Safavian also worked with Jack Abramoff in the Mariana Islands mininum wage lobbying matter that has drawn the scrutiny of investigators and Pakistan on military sales matters. Safavian's wife, Jennifer, is the chief counsel for oversight and investigations at the House Committee of Government Reform, which oversees federal procurement policy matters, and is working on the Hurricane Katrina aftermath investigation.

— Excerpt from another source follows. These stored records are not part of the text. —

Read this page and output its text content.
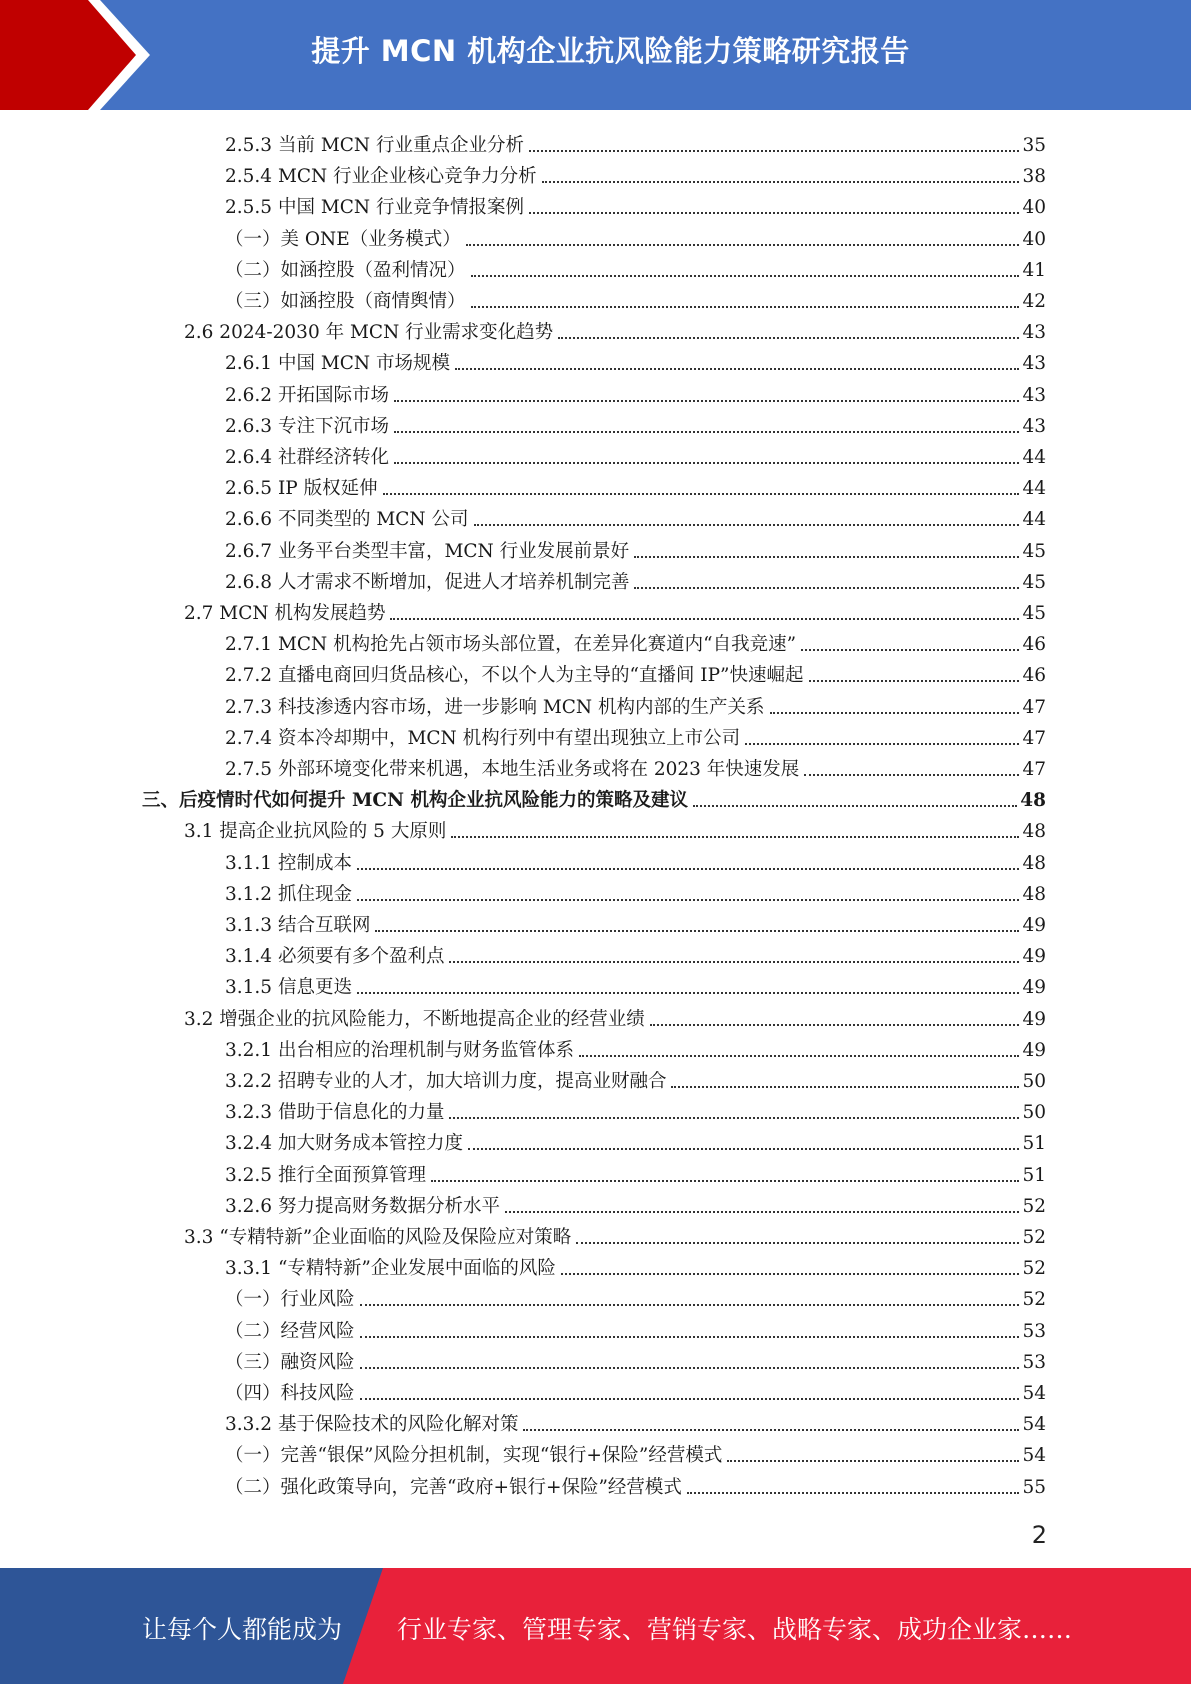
提升 MCN 机构企业抗风险能力策略研究报告
2.5.3 当前 MCN 行业重点企业分析	35
2.5.4 MCN 行业企业核心竞争力分析	38
2.5.5 中国 MCN 行业竞争情报案例	40
（一）美 ONE（业务模式）	40
（二）如涵控股（盈利情况）	41
（三）如涵控股（商情舆情）	42
2.6 2024-2030 年 MCN 行业需求变化趋势	43
2.6.1 中国 MCN 市场规模	43
2.6.2 开拓国际市场	43
2.6.3 专注下沉市场	43
2.6.4 社群经济转化	44
2.6.5 IP 版权延伸	44
2.6.6 不同类型的 MCN 公司	44
2.6.7 业务平台类型丰富，MCN 行业发展前景好	45
2.6.8 人才需求不断增加，促进人才培养机制完善	45
2.7 MCN 机构发展趋势	45
2.7.1 MCN 机构抢先占领市场头部位置，在差异化赛道内“自我竞速”	46
2.7.2 直播电商回归货品核心，不以个人为主导的“直播间 IP”快速崛起	46
2.7.3 科技渗透内容市场，进一步影响 MCN 机构内部的生产关系	47
2.7.4 资本冷却期中，MCN 机构行列中有望出现独立上市公司	47
2.7.5 外部环境变化带来机遇，本地生活业务或将在 2023 年快速发展	47
三、后疫情时代如何提升 MCN 机构企业抗风险能力的策略及建议	48
3.1 提高企业抗风险的 5 大原则	48
3.1.1 控制成本	48
3.1.2 抓住现金	48
3.1.3 结合互联网	49
3.1.4 必须要有多个盈利点	49
3.1.5 信息更迭	49
3.2 增强企业的抗风险能力，不断地提高企业的经营业绩	49
3.2.1 出台相应的治理机制与财务监管体系	49
3.2.2 招聘专业的人才，加大培训力度，提高业财融合	50
3.2.3 借助于信息化的力量	50
3.2.4 加大财务成本管控力度	51
3.2.5 推行全面预算管理	51
3.2.6 努力提高财务数据分析水平	52
3.3 “专精特新”企业面临的风险及保险应对策略	52
3.3.1 “专精特新”企业发展中面临的风险	52
（一）行业风险	52
（二）经营风险	53
（三）融资风险	53
（四）科技风险	54
3.3.2 基于保险技术的风险化解对策	54
（一）完善“银保”风险分担机制，实现“银行+保险”经营模式	54
（二）强化政策导向，完善“政府+银行+保险”经营模式	55
2
让每个人都能成为 行业专家、管理专家、营销专家、战略专家、成功企业家……
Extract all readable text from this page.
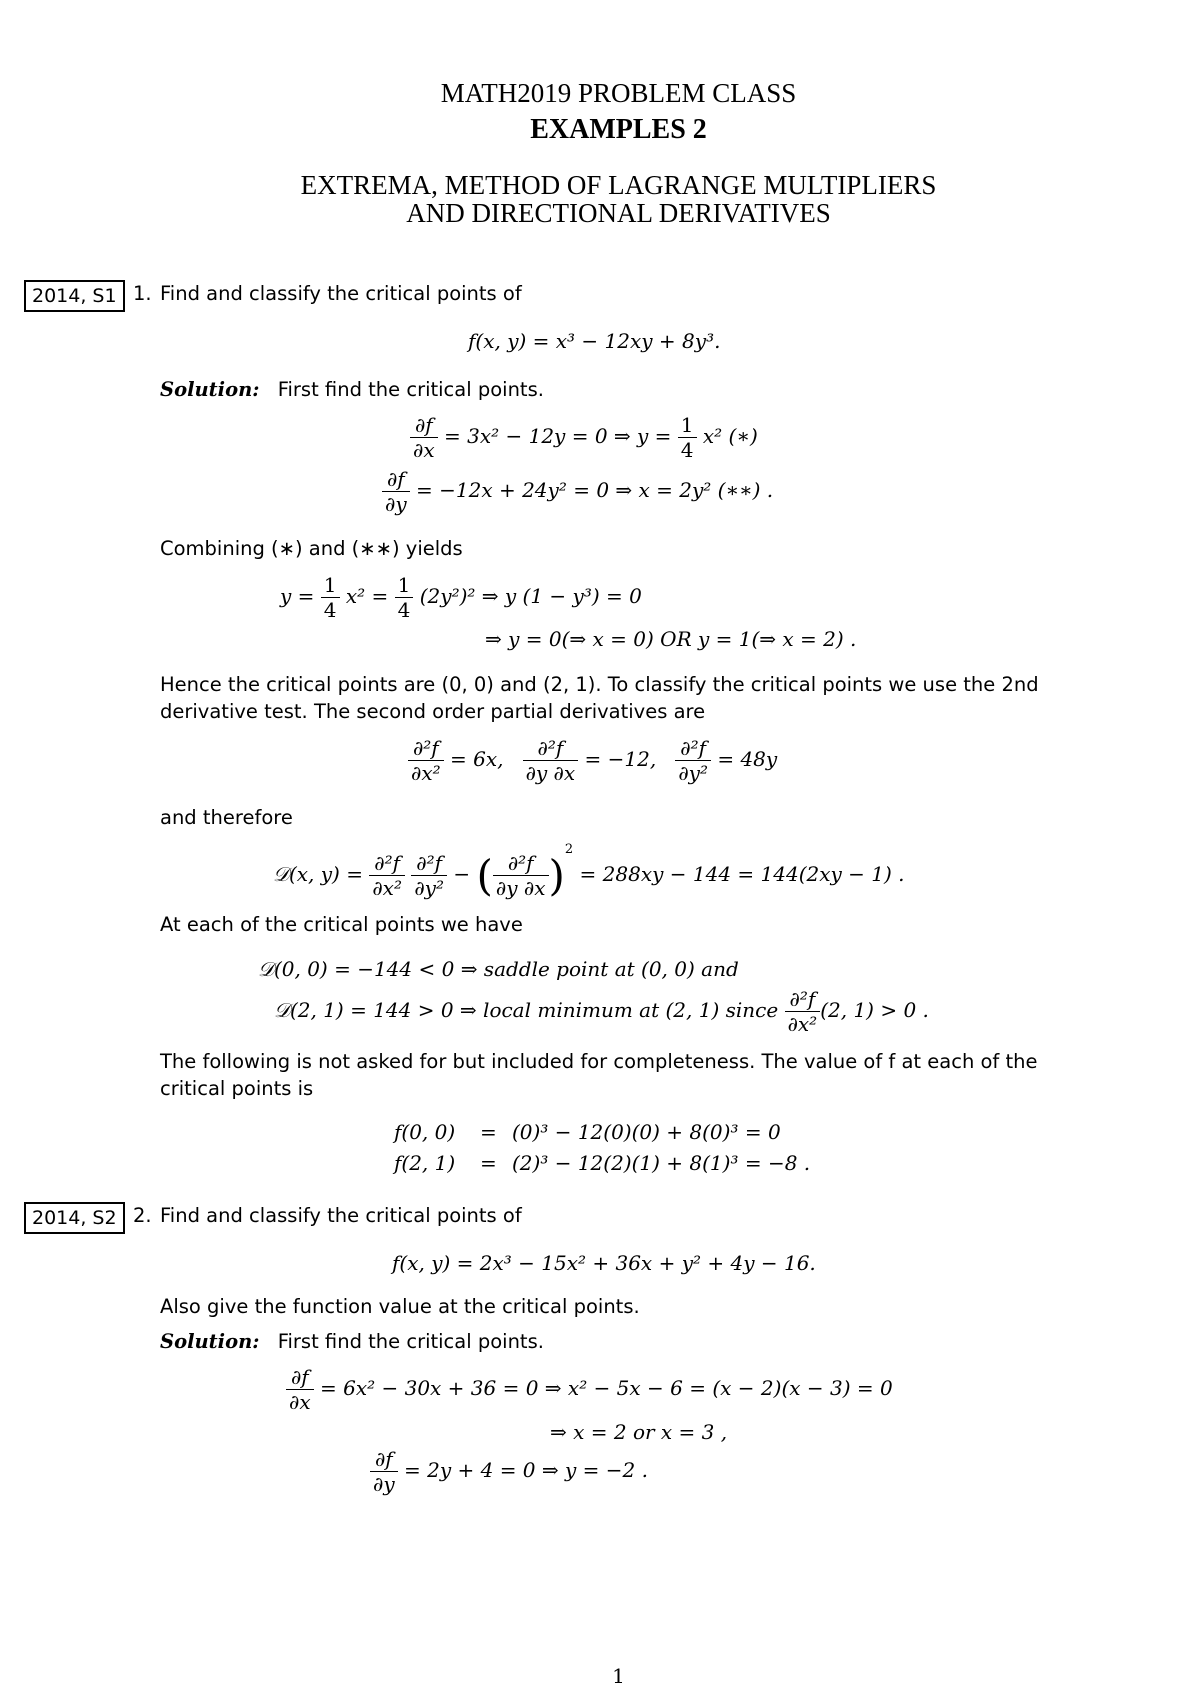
MATH2019 PROBLEM CLASS
EXAMPLES 2
EXTREMA, METHOD OF LAGRANGE MULTIPLIERS
AND DIRECTIONAL DERIVATIVES
2014, S1 1. Find and classify the critical points of
f(x, y) = x³ − 12xy + 8y³.
Solution: First find the critical points.
$\frac{\partial f}{\partial x} = 3x^2 - 12y = 0$ ⇒ $y = \frac{1}{4} x^2$ (∗)
$\frac{\partial f}{\partial y} = -12x + 24y^2 = 0$ ⇒ x = 2y² (∗∗) .
Combining (∗) and (∗∗) yields
$y = \frac{1}{4} x^2 = \frac{1}{4} (2y^2)^2$ ⇒ y (1 − y³) = 0
⇒ y = 0(⇒ x = 0) OR y = 1(⇒ x = 2) .
Hence the critical points are (0, 0) and (2, 1). To classify the critical points we use the 2nd
derivative test. The second order partial derivatives are
$\frac{\text{∂²f}}{\text{∂x²}} = 6x$, $\frac{\text{∂²f}}{\partial y \partial x} = -12$, $\frac{\text{∂²f}}{\text{∂y²}} = 48y$
and therefore
𝒟(x, $y) = \frac{\text{∂²f}}{\text{∂x²}}$
$\frac{\text{∂²f}}{\text{∂y²}}$ − ( $\frac{\text{∂²f}}{\partial y \partial x} )^2 = 288xy - 144 = 144(2xy - 1)$ .
At each of the critical points we have
𝒟(0, 0) = −144 < 0 ⇒ saddle point at (0, 0) and
𝒟(2, 1) = 144 > 0 ⇒ local minimum at (2, 1) since $\frac{\text{∂²f}}{\text{∂x²}} (2$, 1) > 0 .
The following is not asked for but included for completeness. The value of f at each of the
critical points is
f(0, 0) = (0)³ − 12(0)(0) + 8(0)³ = 0
f(2, 1) = (2)³ − 12(2)(1) + 8(1)³ = −8 .
2014, S2 2. Find and classify the critical points of
f(x, y) = 2x³ − 15x² + 36x + y² + 4y − 16.
Also give the function value at the critical points.
Solution: First find the critical points.
$\frac{\partial f}{\partial x} = 6x^2 - 30x + 36 = 0$ ⇒ x² − 5x − 6 = (x − 2)(x − 3) = 0
⇒ x = 2 or x = 3 ,
$\frac{\partial f}{\partial y} = 2y + 4 = 0$ ⇒ y = −2 .
1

There is some conjecture that Safavian's wife helped engineer Safavian's employment at the White House. if you remember, the White House was quite upset at allegations (since proven untrue) that Ambassador Joseph Wilson was hired for the Niger uranium trip by his CIA operative wife, Valerie.

In fact, they were so upset at those allegations that they leaked Valerie Plame's name to reporters in an attempt to discredit Wilson and his trip to Niger as nothing more than nepotism.

So far the same White House officials don't seem to be too upset about allegations that Safavian got his White House job at the behest of his wife, Jennifer. But I'm sure we'll hear more about this as the investigation and revelations in the case continue.

In the meanwhile, I need a scorecard to keep all of these Republican scandals straight.

I mean, I didn't even mention the Randy Cunningham case, the Bob Taft/Bob Ney Ohio Coingate case, the various Arnold Schwarzenneger sex and special interest scandals, or the Ernie Fletcher/Kentucky GOP patronagage scandal and I'm already starting to get the names and bag money amounts confused.